As the country is fast urbanizing, overall demand for meat products is also rising and millennials are driving changes in food consumption patterns faster than their previous generations ever did.
According to the National Institute of Nutrition, an average Indian adult needs about 1.0 g/kg/day as protein is required for the building, maintenance, and repair of tissues in the body. But the “right” amount of protein depends on many factors, including activity levels, age, muscle mass, and current state of health. Of the 20 amino acids, the building blocks of protein, our body can only make 11 and other 9 essential amino acids, must be obtained from the diet. Meat, milk and eggs are some of the most affordable and easily available options.
Meat is an integral part of India’s culinary tradition and the country boasts an enviable array of cuisines with unique flavors and interesting historical lineage too. Although a wide variety of meats consumed in India such as fish, mutton, and beef, chicken meat remains the most popular and without any religious constraints. In Indian context, culture, traditions, customs, and taboos influence consumption of meat to a great extent. Indians consume on an average about 5 kg of chicken meat and 63 eggs a year. But these are way below the recommendations by the nutrition experts.

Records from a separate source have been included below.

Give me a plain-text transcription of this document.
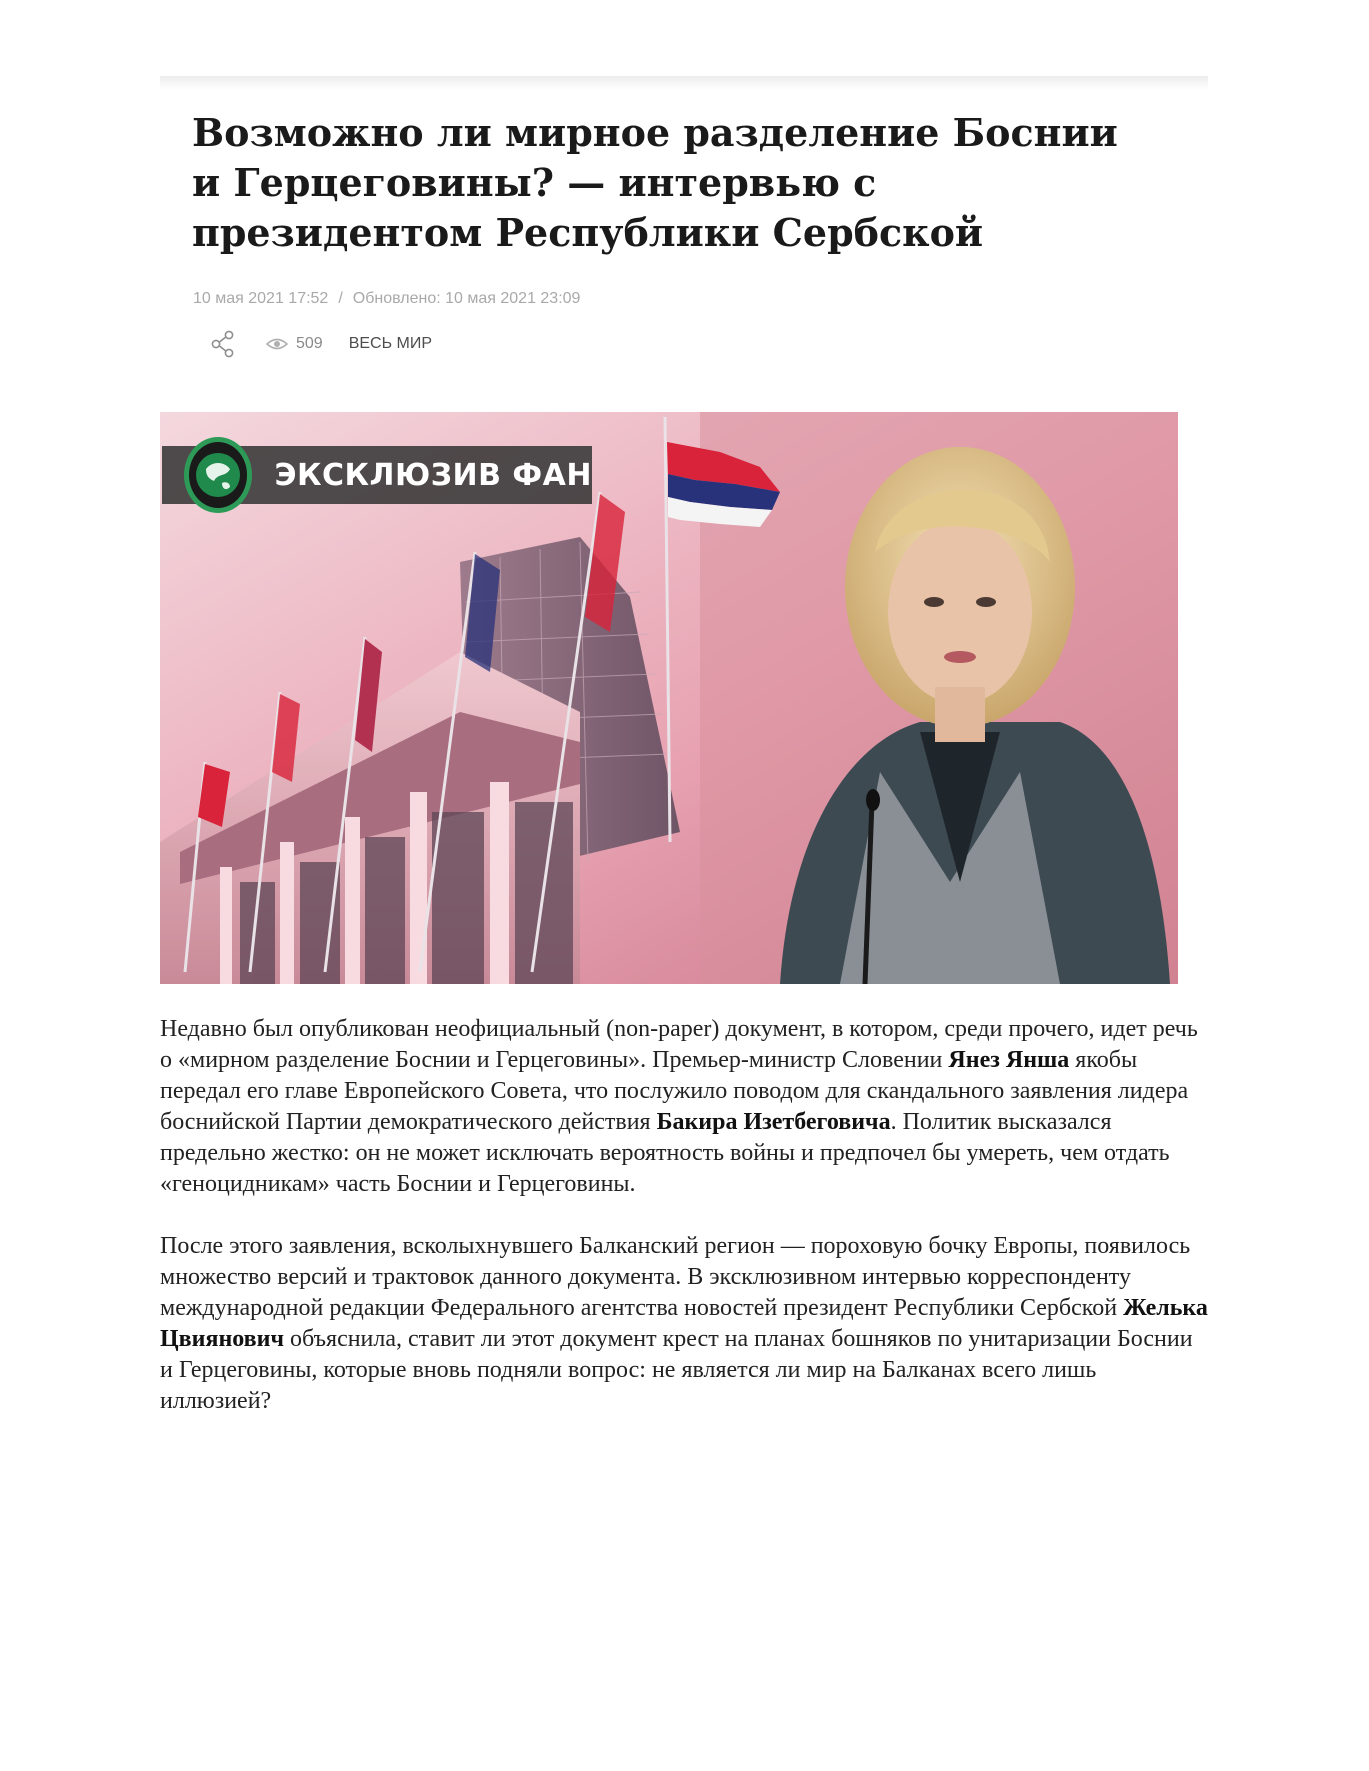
Возможно ли мирное разделение Боснии и Герцеговины? — интервью с президентом Республики Сербской
10 мая 2021 17:52 / Обновлено: 10 мая 2021 23:09
509 ВЕСЬ МИР
ЭКСКЛЮЗИВ ФАН

Недавно был опубликован неофициальный (non-paper) документ, в котором, среди прочего, идет речь о «мирном разделение Боснии и Герцеговины». Премьер-министр Словении Янез Янша якобы передал его главе Европейского Совета, что послужило поводом для скандального заявления лидера боснийской Партии демократического действия Бакира Изетбеговича. Политик высказался предельно жестко: он не может исключать вероятность войны и предпочел бы умереть, чем отдать «геноцидникам» часть Боснии и Герцеговины.

После этого заявления, всколыхнувшего Балканский регион — пороховую бочку Европы, появилось множество версий и трактовок данного документа. В эксклюзивном интервью корреспонденту международной редакции Федерального агентства новостей президент Республики Сербской Желька Цвиянович объяснила, ставит ли этот документ крест на планах бошняков по унитаризации Боснии и Герцеговины, которые вновь подняли вопрос: не является ли мир на Балканах всего лишь иллюзией?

Many are unaware that India’s meat and livestock sector plays a significant role in the country’s economy as it contributes close to 4% of the GDP. Despite the fact that it lacks the glamour or may sound insignificant compared to other industries, it provides employment to hundreds of millions both directly and indirectly.
But still the industry remains quite a low profile one that many Urban Indians do not know how the tasty nugget they enjoy is actually produced. India is one of the most efficient producers and largest exporters of meat globally.
While balanced diet is the foundation of good health, unfortunately, there are lots of unfounded and unscientific claims being spread about meat linking it with corollary diseases, obesity and cancers of various types. Instead of believing whatever is getting posted on the social media, one must try to understand the science behind holistic nutrition and health and understand the role of protein particularly, meat and eggs through competent and trusted sources such as dietitians, nutritionists and fitness experts.
So, do not let a false claim stop you from enjoying your weekend treats. Instead, read about the facts while enjoying your chicken nugget! Bon appetite!